Abstract
Middle-aged female patients with painful hip arthritis often have high expectations, are physically active and are more likely to have underlying anatomical abnormalities such as DDH. Large hard bearing total hip replacement (THR) offer the possibilities of reduced wear and risk of dislocation.
The patients in this series all had surgery in the private sector and were operated on by one surgeon. They were selected for a hard bearing THR on the basis of age, health and expectations. Large bearing metal-on-metal (MOM) THR became possible in 2003, with ceramic-on-ceramic (COC) bearings used in patients with allergies to metal. There were 90 patients in the MOM group and 92 patients in the COC group. The mean age was 60 and the commonest diagnosis was osteoarthritis in both groups.
In the MOM group there were 8 complications: 2 deep infections, 1 death from PE, and 5 severe soft tissue reactions (pseudotumour). In the COC group there were 2 complications: 1 deep infection and 1 patient with intermittent squeaking.

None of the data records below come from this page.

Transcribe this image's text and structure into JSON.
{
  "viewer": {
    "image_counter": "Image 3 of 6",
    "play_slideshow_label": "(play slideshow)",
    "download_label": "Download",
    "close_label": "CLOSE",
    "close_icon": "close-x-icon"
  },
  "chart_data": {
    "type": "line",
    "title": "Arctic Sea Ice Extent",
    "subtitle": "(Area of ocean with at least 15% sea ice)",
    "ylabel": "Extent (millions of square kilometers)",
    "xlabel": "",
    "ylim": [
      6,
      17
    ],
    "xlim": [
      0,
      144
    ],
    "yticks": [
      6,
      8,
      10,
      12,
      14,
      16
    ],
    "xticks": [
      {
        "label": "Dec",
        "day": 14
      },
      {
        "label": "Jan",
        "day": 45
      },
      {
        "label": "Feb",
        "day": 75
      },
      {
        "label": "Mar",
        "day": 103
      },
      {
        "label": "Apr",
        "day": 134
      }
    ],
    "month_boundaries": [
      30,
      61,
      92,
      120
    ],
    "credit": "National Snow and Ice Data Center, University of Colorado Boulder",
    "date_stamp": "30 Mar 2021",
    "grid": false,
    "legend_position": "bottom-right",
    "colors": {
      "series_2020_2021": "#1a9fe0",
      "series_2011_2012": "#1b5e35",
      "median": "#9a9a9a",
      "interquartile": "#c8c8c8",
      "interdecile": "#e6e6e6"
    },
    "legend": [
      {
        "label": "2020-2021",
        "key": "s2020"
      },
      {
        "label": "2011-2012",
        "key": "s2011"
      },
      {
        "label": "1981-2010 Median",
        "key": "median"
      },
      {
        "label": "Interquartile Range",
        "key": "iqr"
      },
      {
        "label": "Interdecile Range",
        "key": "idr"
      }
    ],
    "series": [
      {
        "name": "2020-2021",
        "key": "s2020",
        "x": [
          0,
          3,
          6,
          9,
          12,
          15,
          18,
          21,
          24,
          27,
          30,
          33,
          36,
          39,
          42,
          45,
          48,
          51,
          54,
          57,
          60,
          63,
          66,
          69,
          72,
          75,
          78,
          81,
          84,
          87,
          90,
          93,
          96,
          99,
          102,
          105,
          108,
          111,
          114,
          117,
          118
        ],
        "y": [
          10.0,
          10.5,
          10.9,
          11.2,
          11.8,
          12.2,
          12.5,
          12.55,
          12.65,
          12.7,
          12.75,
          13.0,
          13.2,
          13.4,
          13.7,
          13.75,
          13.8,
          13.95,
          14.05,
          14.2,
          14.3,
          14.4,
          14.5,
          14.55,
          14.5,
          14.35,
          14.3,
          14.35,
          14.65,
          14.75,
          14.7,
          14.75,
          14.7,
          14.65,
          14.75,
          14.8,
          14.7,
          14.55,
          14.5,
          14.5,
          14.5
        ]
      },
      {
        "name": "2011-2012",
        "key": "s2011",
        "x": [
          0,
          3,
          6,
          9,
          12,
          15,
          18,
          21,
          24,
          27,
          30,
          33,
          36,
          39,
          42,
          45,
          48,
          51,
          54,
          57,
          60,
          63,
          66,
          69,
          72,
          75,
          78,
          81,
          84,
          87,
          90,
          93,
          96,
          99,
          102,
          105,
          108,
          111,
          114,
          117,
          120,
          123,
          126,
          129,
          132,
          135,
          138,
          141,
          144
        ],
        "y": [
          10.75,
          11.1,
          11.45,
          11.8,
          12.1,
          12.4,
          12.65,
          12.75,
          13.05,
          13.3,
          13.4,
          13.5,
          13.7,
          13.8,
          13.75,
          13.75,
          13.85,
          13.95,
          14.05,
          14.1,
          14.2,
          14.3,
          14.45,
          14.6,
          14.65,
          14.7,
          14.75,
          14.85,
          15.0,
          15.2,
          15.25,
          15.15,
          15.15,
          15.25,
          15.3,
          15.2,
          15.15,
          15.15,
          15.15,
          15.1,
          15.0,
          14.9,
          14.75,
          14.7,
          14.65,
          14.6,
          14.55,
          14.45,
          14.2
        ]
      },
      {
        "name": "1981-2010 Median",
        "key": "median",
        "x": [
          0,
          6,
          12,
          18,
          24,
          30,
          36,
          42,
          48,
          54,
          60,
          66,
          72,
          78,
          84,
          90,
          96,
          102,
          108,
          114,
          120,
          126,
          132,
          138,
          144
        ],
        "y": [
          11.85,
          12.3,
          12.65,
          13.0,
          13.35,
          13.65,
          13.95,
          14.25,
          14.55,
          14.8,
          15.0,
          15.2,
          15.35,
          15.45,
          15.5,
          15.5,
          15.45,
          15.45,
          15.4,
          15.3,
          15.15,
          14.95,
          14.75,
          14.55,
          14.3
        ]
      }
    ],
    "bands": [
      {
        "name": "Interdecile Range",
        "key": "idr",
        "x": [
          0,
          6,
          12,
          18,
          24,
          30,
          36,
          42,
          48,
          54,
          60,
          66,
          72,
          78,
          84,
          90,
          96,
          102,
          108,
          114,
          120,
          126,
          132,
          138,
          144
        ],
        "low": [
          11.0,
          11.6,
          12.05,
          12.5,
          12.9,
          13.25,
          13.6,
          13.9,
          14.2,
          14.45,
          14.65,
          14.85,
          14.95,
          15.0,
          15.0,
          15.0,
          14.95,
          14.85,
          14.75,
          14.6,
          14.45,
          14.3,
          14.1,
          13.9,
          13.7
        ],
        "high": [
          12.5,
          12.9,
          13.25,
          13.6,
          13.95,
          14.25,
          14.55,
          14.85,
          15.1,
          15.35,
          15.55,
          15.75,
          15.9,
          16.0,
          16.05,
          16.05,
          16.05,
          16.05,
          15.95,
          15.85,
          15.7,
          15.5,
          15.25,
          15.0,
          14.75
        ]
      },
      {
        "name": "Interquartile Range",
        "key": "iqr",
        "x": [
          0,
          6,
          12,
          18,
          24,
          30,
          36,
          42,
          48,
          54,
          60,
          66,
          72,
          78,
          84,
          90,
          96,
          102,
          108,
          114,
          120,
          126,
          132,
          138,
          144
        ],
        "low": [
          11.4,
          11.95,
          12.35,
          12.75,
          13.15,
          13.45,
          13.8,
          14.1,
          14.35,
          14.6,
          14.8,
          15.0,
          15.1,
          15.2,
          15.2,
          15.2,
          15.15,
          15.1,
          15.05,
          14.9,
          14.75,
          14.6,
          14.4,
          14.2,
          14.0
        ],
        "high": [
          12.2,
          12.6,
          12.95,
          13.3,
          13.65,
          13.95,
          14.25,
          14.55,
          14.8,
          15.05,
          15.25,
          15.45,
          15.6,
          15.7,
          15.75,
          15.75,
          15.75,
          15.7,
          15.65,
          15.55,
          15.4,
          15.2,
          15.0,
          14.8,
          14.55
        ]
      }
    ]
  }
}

The patients in this study were closely matched in terms of age and lifestyles. All of them were operated on by a single high volume specialist hip surgeon. The results suggest a high risk of failure in female patients who have had MOM THR. Most of the failures had described discomfort in the hip for many months before revision surgery. All of the failures were associated with a cemented CPT stem. The surgeon no longer uses MOM bearings in female patients because of the unacceptably high failure rate compared to COC bearings.
COC bearings appear to offer the active middle-aged female patient consistently good results and a low risk of failure at least in the short to medium term.